Reality killed the electric car, taxpayers forced to resurrect it

In his latest piece, Wall Street Journal business columnist Holman Jenkins argues that today’s electric cars are “welfare wagons”–overpriced, underperforming novelty items that the rest of us will be subsidizing for upwards of $7,500 apiece. Of Nissan’s much-touted Leaf, he writes:

the Leaf is a car for a wealthy hobbyist, good for a trip of 100 miles after which it becomes an inert lump at the end of your driveway (or behind a tow truck) for the many hours it will take to recharge.

Read the whole thing.

For those inclined to believe that today’s electric cars are just going through the growing pains of any new technology, consider what a wise man told Henry Ford over 100 years ago, when electric cars were also considered the wave of the future.
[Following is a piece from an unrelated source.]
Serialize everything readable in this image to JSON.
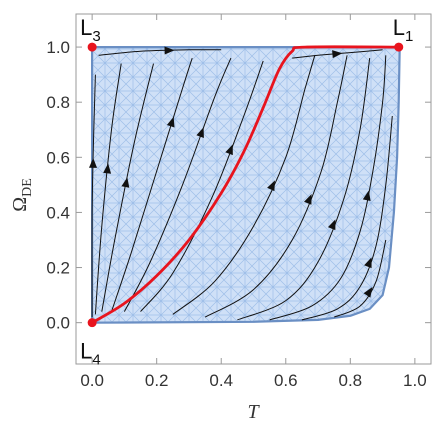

Electric cars must keep near to power stations. The storage battery is too heavy…Your [gasoline] car is self-contained—carries its own power plant—no fire, no boiler, no smoke and no steam. You have the thing. Keep at it.

The wise man’s name? Thomas Edison.

Of course, we can’t and shouldn’t rule out the possibility that some brilliant company will overcome all the obstacles to practical electric cars–but that company must prove itself on the free market, not gorge itself on other people’s money.